Dancing the Two-Step

With the recent Adobe security breach we should all be reminded how vulnerable our data really is in the hands of hundreds, sometimes thousands of data providers and online businesses. We are relying on others to keep our information safe and out of the hands of these bad guys. Going back 20 years, would you ever have thought to trust so much personal information to so many? Not me. It has almost become 2nd nature for us to hand over personal info without a  thought. It is a little scary to think how complacent we have become with not only our own personal information, but also our employer’s and client’s information.

I have the pleasure of being in great communities of investigators and security professionals, who for the most part will give you free advice that for many is invaluable. Most professional groups have some type of Listserve or online group through which they communicate. But, being a member of a Listserve can come at a price. Listserves are a convenient way for malware to be spread to thousands of people via one single email address. When one person is complacent and allows their email account to be hacked, it puts many of us at risk. Not to mention yours and your client’s data. What should be done?

There is something called Multi-Factor or Two-step authentication that has been around for years, but has just in the recent few become mainstream and widely available. Multi-factor authentication provides a second layer of security to online accounts in addition to your standard password. This 2nd layer could be a hardware device like Yubikey, or a 4 digit code that is sent to your cell phone. I use both. Multi-factor authentication is now available through most major online service providers such as; Google, Yahoo, MSN, Facebook, Twitter, PayPal, etc.

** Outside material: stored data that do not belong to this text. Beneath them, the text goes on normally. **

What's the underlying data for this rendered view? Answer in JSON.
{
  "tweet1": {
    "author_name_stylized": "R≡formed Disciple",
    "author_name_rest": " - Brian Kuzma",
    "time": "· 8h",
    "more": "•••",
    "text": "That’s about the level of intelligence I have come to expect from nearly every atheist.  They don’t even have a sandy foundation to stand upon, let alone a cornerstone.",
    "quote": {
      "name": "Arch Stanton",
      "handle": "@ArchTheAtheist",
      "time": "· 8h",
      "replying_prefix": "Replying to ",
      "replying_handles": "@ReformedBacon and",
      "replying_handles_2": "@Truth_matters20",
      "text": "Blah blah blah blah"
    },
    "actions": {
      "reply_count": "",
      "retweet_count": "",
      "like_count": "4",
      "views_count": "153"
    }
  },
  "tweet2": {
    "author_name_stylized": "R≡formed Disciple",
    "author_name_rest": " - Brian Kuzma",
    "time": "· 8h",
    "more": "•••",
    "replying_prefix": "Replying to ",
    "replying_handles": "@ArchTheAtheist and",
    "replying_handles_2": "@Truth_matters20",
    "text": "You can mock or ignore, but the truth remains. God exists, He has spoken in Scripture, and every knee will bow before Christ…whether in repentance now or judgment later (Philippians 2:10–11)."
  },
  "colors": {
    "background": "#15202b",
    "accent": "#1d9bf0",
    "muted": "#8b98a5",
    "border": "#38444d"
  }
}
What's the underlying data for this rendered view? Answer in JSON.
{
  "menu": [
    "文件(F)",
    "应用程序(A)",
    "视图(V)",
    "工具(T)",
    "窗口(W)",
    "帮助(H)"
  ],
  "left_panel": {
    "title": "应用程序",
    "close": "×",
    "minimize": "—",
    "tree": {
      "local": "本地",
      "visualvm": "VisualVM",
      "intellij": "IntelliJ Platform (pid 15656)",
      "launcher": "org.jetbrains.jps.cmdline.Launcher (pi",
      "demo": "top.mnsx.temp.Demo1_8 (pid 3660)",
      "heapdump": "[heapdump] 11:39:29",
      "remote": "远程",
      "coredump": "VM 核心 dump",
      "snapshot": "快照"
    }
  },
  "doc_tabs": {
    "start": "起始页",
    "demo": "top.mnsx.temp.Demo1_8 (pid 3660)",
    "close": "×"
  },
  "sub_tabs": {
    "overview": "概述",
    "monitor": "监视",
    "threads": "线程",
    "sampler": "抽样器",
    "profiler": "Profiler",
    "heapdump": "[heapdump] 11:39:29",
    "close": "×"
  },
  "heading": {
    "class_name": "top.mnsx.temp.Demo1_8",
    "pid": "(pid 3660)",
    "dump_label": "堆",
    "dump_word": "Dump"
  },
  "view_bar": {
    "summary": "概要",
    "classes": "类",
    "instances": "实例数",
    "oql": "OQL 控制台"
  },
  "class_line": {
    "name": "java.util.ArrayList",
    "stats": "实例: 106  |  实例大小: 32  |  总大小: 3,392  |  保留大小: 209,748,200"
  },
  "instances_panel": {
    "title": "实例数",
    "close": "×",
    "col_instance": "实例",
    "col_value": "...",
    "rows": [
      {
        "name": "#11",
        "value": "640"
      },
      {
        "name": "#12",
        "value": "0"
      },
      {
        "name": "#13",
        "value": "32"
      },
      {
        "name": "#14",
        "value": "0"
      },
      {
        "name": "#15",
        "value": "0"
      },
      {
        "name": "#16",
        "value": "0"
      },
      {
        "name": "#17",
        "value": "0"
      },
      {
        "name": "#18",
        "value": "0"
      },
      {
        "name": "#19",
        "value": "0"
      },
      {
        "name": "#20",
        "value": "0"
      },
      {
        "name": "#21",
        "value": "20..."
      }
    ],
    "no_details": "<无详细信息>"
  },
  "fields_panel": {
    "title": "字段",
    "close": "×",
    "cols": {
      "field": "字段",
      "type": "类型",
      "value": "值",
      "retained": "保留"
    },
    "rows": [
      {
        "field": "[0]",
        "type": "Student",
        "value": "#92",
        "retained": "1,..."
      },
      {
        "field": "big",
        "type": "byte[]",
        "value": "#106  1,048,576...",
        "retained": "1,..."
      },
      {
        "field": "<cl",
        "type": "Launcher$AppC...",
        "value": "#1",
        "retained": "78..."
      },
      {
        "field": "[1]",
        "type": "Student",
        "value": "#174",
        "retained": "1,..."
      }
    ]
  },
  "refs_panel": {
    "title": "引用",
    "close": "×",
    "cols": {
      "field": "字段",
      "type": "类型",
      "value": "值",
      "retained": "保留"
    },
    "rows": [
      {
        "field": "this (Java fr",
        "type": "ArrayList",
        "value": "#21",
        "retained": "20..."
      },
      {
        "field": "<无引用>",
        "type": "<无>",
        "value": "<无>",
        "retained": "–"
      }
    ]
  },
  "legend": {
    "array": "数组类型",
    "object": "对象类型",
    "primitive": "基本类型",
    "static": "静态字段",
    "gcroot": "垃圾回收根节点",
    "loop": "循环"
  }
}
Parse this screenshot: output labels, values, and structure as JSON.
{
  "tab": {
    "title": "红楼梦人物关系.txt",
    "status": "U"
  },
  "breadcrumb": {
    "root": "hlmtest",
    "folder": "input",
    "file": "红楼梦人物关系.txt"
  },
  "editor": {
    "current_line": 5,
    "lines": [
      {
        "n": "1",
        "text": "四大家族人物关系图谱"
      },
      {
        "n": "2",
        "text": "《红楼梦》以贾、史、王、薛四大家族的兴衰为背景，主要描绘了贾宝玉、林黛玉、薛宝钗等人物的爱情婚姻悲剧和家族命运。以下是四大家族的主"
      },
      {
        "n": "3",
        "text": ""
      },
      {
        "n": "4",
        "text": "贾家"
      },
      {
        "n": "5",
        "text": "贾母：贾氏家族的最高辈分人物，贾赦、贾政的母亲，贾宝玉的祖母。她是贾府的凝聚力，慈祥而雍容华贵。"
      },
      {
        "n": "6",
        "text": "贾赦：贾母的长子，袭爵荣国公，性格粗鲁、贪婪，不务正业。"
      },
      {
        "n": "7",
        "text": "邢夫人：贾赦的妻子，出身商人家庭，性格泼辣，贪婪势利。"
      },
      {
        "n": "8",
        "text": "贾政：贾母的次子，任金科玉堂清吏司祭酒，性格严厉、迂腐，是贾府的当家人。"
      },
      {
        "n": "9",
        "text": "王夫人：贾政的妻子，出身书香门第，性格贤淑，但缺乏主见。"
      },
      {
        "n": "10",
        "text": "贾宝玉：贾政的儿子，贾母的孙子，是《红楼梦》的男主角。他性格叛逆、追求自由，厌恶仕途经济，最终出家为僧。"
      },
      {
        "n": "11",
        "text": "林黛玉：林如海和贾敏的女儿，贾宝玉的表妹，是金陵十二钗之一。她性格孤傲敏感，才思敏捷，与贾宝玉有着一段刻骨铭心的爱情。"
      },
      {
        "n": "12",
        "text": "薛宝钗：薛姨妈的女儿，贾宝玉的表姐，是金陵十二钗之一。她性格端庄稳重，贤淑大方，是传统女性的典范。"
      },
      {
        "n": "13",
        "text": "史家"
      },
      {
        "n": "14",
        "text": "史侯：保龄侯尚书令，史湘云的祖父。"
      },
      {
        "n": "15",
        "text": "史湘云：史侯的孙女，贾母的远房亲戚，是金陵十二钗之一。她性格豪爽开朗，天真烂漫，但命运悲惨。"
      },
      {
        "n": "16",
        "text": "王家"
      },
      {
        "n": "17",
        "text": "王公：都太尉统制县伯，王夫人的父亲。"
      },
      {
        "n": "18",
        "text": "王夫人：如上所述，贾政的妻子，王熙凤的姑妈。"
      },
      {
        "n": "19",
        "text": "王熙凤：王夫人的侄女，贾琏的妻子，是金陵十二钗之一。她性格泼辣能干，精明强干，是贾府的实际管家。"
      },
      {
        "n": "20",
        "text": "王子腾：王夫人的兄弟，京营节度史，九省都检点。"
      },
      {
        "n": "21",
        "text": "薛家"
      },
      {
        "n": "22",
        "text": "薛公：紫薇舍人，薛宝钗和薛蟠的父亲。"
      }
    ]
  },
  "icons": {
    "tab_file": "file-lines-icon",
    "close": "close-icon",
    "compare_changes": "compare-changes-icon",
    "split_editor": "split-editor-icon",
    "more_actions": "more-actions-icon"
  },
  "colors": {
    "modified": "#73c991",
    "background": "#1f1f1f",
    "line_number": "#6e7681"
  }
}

My question is…why not? It’s very much like your bank asking you for your telephone password in addition to your name or locking the deadbolt on your front door in addition to the handle lock. These two things have become acceptable to us, and so will securing your online accounts. We just need to place the same importance on those accounts as we do our homes and finances.

This Gizmodo article does a good job at getting you started: How to Enable Two-Factor Authentication on All Your Accounts

Stay safe and keep following those virtual breadcrumbs. ~ The Hi-Tech P.I.

A Virtual Ghost Town

When the sub-prime mortgage crisis hit the US in 2007, many people lost their homes, either due to financial issues with their mortgage, unpaid taxes or both. This naturally created abandoned real estate, or ghost towns. These empty properties continue to make nice neighborhoods look not-so-nice and in turn, drive down property values.

I am no financier, mortgage broker or salesman. I am an Internet investigator. So the real estate I deal with is not “real” at all, it is more like Virtual Estate. Lately, when I  walk around my neighborhood (the Internet), I increasingly find ugly, unkempt ‘Virtual Estate’ everywhere. You see, when sites like Geocities (of 80’s & 90’s fame), or more recently Myspace, discontinue proper upkeep of their websites, it creates an abundance of pages with broken links and improper formatting. This equals ugly.

Now until these slumlords of the Internet decide to fix-up or shut down their abandoned Virtual Estate, the task is left to the user.

The average user may not necessarily care that their old Myspace or Bebo profile lay in disarray. But the unsightliness of these webpages is not the only reason a person should close down unused profiles. The other is the big ‘P’, Privacy. You would not think it prudent to drop a copy of your driver’s license and credit card in envelopes all around town, would you? By leaving these abandoned profiles online, data is left open to not only investigators like myself, but also criminals. Think for a minute about how much data is stored in your online accounts (ex. Name, Address, Phone, E-mail, Secret Questions, etc.)

If you look at the extensive list of companies and their customers that were recently effected by data breaches, you will see just how susceptible we all really are. As Internet users, we need to be responsible, keep our lives somewhat private and be careful with whom we share our details. I personally do not accept friend requests on Facebook from those who I only consider acquaintances. After all, they are called ‘Friend’ requests for a reason. I also closed my Myspace account over a year ago, due to the same non-use as described above.

As an Internet investigator and privacy fanatic, I implore everyone to sit down and make a list of all websites they have ever created a profile or account with, then determine which ones are no longer in-use and start spring cleaning. Just go to the target website, where you will likely find instructions on how to close your account, which are usually searchable in the FAQ or Help sections.

For additional reference you may also utilize a helper website like www.deleteyouraccount.com, which assists in finding the instructions for you.

Now help make our Virtual World a nicer place in which to live and place that trash at the curb! ~The Hi-Tech P.I.